46,000 days have been taken off by teachers for stress and mental health reasons in London in the last four years, including over 12,620 in 2016/17.
Bexley had the highest number of teachers of long-term stress leave, with 73 taking leave of one month or more since 2016.
Layla Moran MP, Liberal Democrat Education Spokesperson, commented: “I’ve heard story after story of teachers experiencing ‘burn out’ due to factors including work-load or mishandled Ofsted inspections. But these are no longer just the rare or most extreme cases - they are increasingly common.
“This must be wake-up call to the new Education Secretary Damian Hinds.”
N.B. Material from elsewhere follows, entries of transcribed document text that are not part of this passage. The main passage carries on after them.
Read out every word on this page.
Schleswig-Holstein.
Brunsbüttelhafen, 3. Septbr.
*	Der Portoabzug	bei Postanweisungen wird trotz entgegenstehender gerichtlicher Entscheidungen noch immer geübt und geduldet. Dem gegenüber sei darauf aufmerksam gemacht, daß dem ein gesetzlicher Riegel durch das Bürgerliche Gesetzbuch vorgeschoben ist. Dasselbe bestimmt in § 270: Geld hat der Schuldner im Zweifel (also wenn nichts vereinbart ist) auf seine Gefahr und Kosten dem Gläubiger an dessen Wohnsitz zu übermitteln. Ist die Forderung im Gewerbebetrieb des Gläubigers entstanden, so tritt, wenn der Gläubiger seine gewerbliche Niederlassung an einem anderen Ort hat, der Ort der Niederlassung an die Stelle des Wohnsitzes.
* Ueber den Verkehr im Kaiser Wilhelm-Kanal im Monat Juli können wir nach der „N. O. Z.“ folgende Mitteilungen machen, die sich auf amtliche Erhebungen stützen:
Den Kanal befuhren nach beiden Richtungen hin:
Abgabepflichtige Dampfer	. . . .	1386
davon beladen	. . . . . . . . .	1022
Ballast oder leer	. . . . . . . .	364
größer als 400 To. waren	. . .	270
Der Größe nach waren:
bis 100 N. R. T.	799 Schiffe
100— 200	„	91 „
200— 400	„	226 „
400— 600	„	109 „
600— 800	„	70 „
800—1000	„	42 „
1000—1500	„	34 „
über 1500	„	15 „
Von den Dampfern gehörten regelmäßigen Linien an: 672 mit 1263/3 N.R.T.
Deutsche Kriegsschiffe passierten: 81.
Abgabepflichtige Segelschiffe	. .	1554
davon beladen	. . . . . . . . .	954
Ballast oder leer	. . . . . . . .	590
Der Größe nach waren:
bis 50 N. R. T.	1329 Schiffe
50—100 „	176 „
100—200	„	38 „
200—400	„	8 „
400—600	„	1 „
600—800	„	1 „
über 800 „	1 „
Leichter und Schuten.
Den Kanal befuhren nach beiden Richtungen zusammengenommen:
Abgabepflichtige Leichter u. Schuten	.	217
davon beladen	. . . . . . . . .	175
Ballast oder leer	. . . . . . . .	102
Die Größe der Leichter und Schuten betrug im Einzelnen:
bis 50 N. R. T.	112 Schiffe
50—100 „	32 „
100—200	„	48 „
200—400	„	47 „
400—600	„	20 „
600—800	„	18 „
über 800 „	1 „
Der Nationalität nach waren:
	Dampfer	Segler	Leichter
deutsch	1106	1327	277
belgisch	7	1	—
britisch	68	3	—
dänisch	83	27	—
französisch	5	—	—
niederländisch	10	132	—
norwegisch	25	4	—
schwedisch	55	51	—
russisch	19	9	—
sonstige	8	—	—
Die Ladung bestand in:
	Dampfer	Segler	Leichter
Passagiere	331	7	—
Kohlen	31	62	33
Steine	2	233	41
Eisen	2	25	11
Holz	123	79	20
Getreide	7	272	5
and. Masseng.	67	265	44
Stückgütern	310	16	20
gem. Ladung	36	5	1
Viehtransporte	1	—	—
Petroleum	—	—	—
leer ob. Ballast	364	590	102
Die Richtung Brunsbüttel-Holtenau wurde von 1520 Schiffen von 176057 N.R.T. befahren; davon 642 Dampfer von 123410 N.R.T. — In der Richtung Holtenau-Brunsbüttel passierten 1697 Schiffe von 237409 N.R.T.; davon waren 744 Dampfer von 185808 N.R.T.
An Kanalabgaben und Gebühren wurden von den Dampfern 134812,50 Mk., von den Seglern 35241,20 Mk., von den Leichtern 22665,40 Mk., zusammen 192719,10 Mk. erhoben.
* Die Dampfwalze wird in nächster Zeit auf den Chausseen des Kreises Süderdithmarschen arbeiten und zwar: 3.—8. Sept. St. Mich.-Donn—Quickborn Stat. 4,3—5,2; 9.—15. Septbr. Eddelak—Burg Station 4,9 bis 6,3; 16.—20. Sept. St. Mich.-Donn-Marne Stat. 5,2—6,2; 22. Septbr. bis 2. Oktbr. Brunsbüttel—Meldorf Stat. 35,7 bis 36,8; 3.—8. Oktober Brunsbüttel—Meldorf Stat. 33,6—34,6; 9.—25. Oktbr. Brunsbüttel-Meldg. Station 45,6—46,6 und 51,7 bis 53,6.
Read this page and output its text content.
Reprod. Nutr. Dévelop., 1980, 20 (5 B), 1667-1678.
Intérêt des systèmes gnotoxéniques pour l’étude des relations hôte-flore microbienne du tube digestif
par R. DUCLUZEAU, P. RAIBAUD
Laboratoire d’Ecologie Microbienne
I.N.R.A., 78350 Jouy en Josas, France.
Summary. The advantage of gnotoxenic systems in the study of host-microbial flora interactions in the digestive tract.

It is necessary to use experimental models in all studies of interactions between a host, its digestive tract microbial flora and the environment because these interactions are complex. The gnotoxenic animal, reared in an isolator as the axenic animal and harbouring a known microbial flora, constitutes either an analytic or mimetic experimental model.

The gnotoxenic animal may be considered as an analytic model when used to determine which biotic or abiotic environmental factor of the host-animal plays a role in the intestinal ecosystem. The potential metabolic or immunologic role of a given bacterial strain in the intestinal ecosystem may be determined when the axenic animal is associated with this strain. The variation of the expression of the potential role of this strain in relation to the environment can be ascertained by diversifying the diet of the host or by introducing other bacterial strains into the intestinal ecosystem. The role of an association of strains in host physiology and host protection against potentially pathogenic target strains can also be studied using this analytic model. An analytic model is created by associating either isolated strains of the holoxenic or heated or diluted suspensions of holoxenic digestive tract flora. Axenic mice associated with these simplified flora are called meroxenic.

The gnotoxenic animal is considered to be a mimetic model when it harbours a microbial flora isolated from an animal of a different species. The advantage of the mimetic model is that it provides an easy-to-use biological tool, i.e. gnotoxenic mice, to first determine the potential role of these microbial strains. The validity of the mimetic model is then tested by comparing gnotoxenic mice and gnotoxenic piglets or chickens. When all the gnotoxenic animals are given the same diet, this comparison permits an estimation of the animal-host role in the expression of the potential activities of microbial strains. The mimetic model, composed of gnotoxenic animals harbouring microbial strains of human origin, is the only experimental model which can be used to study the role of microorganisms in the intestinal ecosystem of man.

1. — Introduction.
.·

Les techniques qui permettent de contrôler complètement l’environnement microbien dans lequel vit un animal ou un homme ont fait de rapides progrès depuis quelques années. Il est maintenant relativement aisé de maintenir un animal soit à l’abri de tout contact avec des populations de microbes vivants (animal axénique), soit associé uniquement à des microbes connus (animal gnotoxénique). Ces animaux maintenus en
Ms Moran also added that the government’s current approach to the teachers recruitment and retention crisis is “making maters worse” and that a fundamental reform of assessments and inspections in schools, which are two of the greatest sources of anxiety for teachers, is needed.
Dr Mary Bousted, joint general secretary of the National Education Union, said: “Teachers have been bombarded with constant changes to the curriculum and assessment regimes.
“It has been a relentless policy onslaught which has left teachers rocking from stress and exhaustion.”
Dr Bousted said that teachers work more unpaid overtime than any other profession.
She added: “It is however not just the amount of work but the pressures of a punitive and non-productive accountability system that is consuming teachers’ time, and has led to children in England being some of the most over-assessed in the modern world.”